Below is an entity-relationship diagram for the database schema.

ERD

2.3.1 Contacts

  • Contacts have a many to many relationship to Tags through a join table.
  • Contacts can be "soft deleted" (see deleted bool field) to prevent critical data loss.
  • Tags can be added or removed from a Contact through the POST/PATCH contact endpoints.
    • This works by performing find_or_creates using the provided name(s) and then updating the associations to the Contact accordingly.
    • The reasoning for this is that it is important to make managing Contacts as easy and simple as possible without as much required overhead for managing Tags. One should be able to create a new Contact associated to a new Tag without having to through multiple steps:
      • Having to create Tags before Contact creation so you can add them as part of Contact creation.
      • Having to create Tags after Contact creation then update the Contact with the Tag.
  • From an API perspective, Tags are an attribute of Contact to simplify API usage (tags serialized as part of Contact response as a list of String).
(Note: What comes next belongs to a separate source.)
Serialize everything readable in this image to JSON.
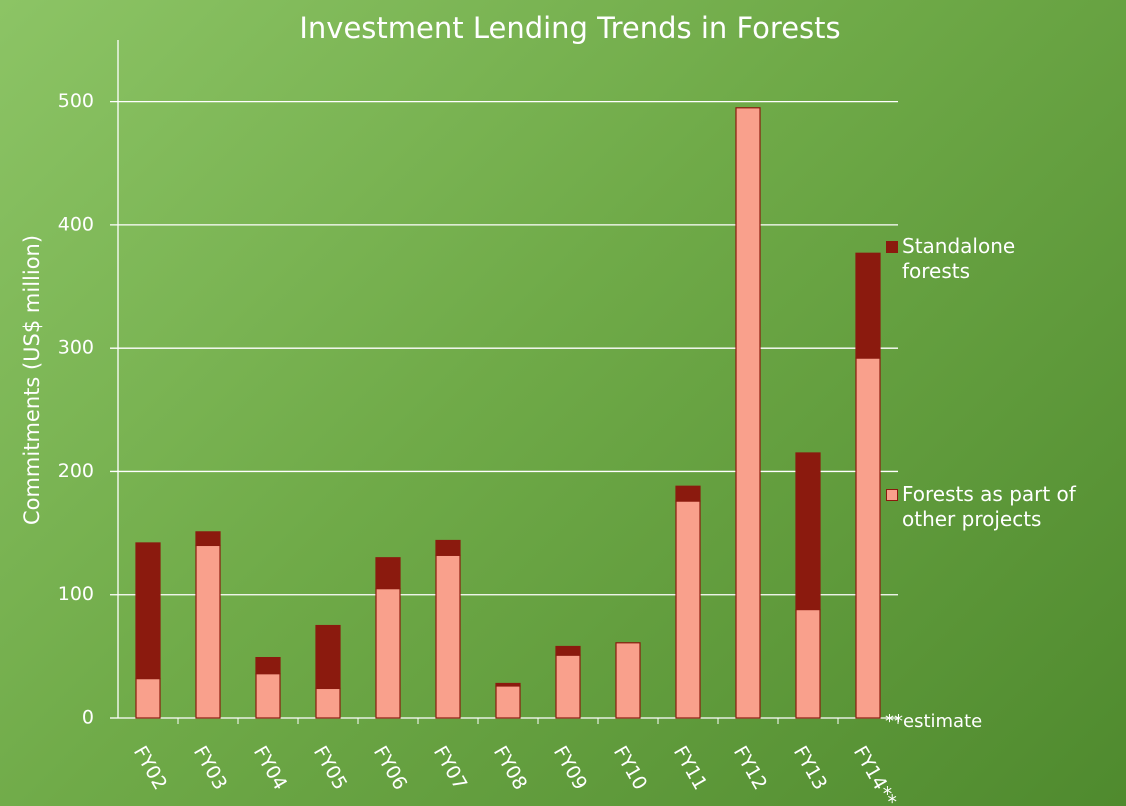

Below is sequence diagram for basic CRUD on Contacts:

Contact CRUD

2.3.2 Tags

  • Tags have a many to many relationship to Contacts through a join table.
  • Tags can be "hard deleted" since they are not critical.
  • It is impossible to create duplicate tags since all create actions are actually find_or_creates.
    • This was done to increase referential data integrity and to reduce the amount of duplicate data in the system.
    • Note that this means that the POST tag endpoint returns a status code 200 and not 201 since new records are not always created.

Below is sequence diagram for basic CRUD on Tags:

Tag CRUD

3 Running The Application

3.1 Installation

First, if you don't already have it installed, please install Docker following the steps at https://docs.docker.com/install/. You will also need the docker-compose tool which can be installed easily through a package manager such as brew with brew install docker-compose.
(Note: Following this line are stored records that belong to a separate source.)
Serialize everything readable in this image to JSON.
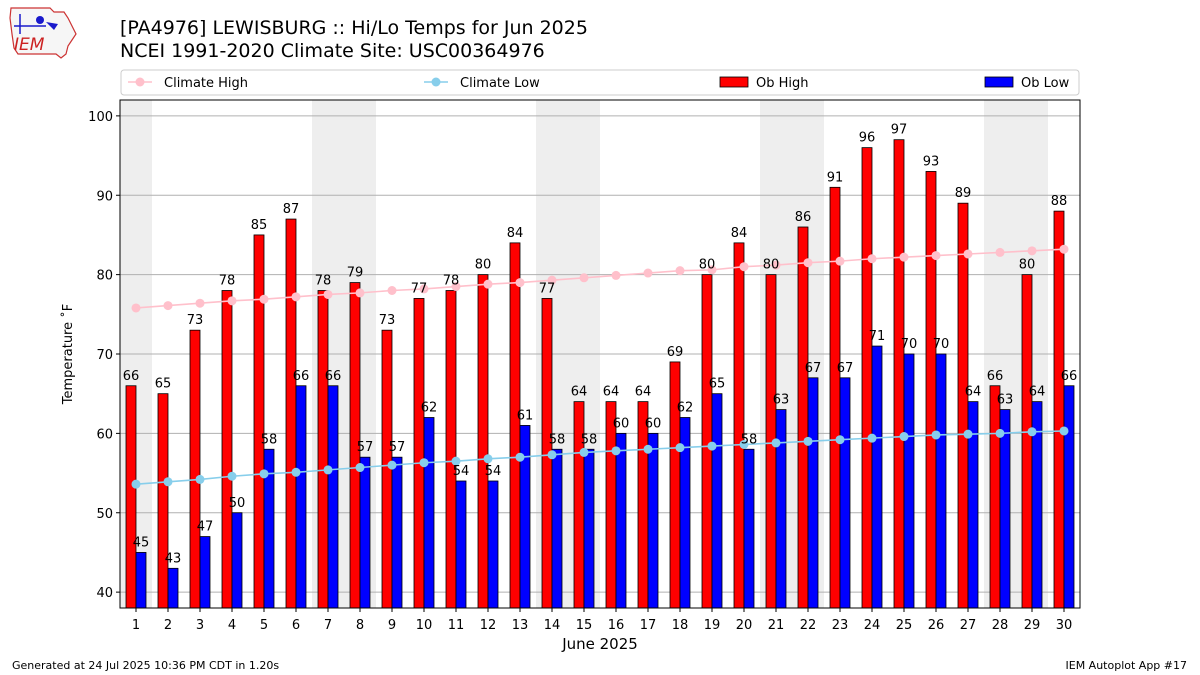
{
  "header": {
    "title_line1": "[PA4976] LEWISBURG :: Hi/Lo Temps for Jun 2025",
    "title_line2": "NCEI 1991-2020 Climate Site: USC00364976",
    "logo_text": "IEM"
  },
  "footer": {
    "generated": "Generated at 24 Jul 2025 10:36 PM CDT in 1.20s",
    "app": "IEM Autoplot App #17"
  },
  "colors": {
    "ob_high": "#ff0000",
    "ob_low": "#0000ff",
    "climate_high": "#ffc0cb",
    "climate_low": "#87ceeb",
    "weekend_band": "#eeeeee",
    "grid": "#b0b0b0"
  },
  "chart_data": {
    "type": "bar",
    "xlabel": "June 2025",
    "ylabel": "Temperature ˚F",
    "ylim": [
      38,
      102
    ],
    "yticks": [
      40,
      50,
      60,
      70,
      80,
      90,
      100
    ],
    "grid": "horizontal",
    "legend_placement": "top",
    "categories": [
      "1",
      "2",
      "3",
      "4",
      "5",
      "6",
      "7",
      "8",
      "9",
      "10",
      "11",
      "12",
      "13",
      "14",
      "15",
      "16",
      "17",
      "18",
      "19",
      "20",
      "21",
      "22",
      "23",
      "24",
      "25",
      "26",
      "27",
      "28",
      "29",
      "30"
    ],
    "weekend_bands": [
      [
        1,
        1
      ],
      [
        7,
        8
      ],
      [
        14,
        15
      ],
      [
        21,
        22
      ],
      [
        28,
        29
      ]
    ],
    "series": [
      {
        "name": "Climate High",
        "kind": "line",
        "values": [
          75.8,
          76.1,
          76.4,
          76.7,
          76.9,
          77.2,
          77.5,
          77.7,
          78.0,
          78.2,
          78.5,
          78.8,
          79.0,
          79.3,
          79.6,
          79.9,
          80.2,
          80.5,
          80.6,
          81.0,
          81.2,
          81.5,
          81.7,
          82.0,
          82.2,
          82.4,
          82.6,
          82.8,
          83.0,
          83.2
        ]
      },
      {
        "name": "Climate Low",
        "kind": "line",
        "values": [
          53.6,
          53.9,
          54.2,
          54.6,
          54.9,
          55.1,
          55.4,
          55.7,
          56.0,
          56.3,
          56.5,
          56.8,
          57.0,
          57.3,
          57.6,
          57.8,
          58.0,
          58.2,
          58.4,
          58.6,
          58.8,
          59.0,
          59.2,
          59.4,
          59.6,
          59.8,
          59.9,
          60.0,
          60.2,
          60.3
        ]
      },
      {
        "name": "Ob High",
        "kind": "bar",
        "values": [
          66,
          65,
          73,
          78,
          85,
          87,
          78,
          79,
          73,
          77,
          78,
          80,
          84,
          77,
          64,
          64,
          64,
          69,
          80,
          84,
          80,
          86,
          91,
          96,
          97,
          93,
          89,
          66,
          80,
          88
        ]
      },
      {
        "name": "Ob Low",
        "kind": "bar",
        "values": [
          45,
          43,
          47,
          50,
          58,
          66,
          66,
          57,
          57,
          62,
          54,
          54,
          61,
          58,
          58,
          60,
          60,
          62,
          65,
          58,
          63,
          67,
          67,
          71,
          70,
          70,
          64,
          63,
          64,
          66
        ]
      }
    ]
  }
}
Next, run git clone https://github.com/TPedron/mini-crm.git to clone the repository to your local machine.

3.2 Running the Application Using Docker

  1. Run docker-compose build to build the backend image (called web).
  2. Run docker-compose up -d to bring the API up, accepting requests at http://localhost:3000.
  3. Run CONTAINERID=$(docker ps -qf "name=web"); docker exec -it $CONTAINERID rake db:setup to setup the database and add seeds.
  4. If you need to, enter the container using CONTAINERID=$(docker ps -qf "name=web"); docker exec -it $CONTAINERID bash

4. API Documentation

The API documents are written in OpenAPI, see: https://www.openapis.org.

Schema and example request/response files are located in the api_docs directory.

You can generate the API Docs using the following command npx redoc-cli bundle --cdn -o mini-crm-api-docs.html api_docs/openapi.yml.

5. Code Quality & Linting

The Rubocop gem has been installed, see: https://github.com/rubocop-hq/rubocop.

See .rubocop.yml for configurations.

Run rubocop -a before merge and fix any linting issues presented.

6. Postman

A Postman collection with requests defined for all endpoints can be found in the /postman directory along with an environment file.

Note the optional and present tag query parameter on the GET contacts request.

The environment variables CONTACT_UUID and TAG_UUID are used in PATCH/DELETE requests and are auto-set after POST calls.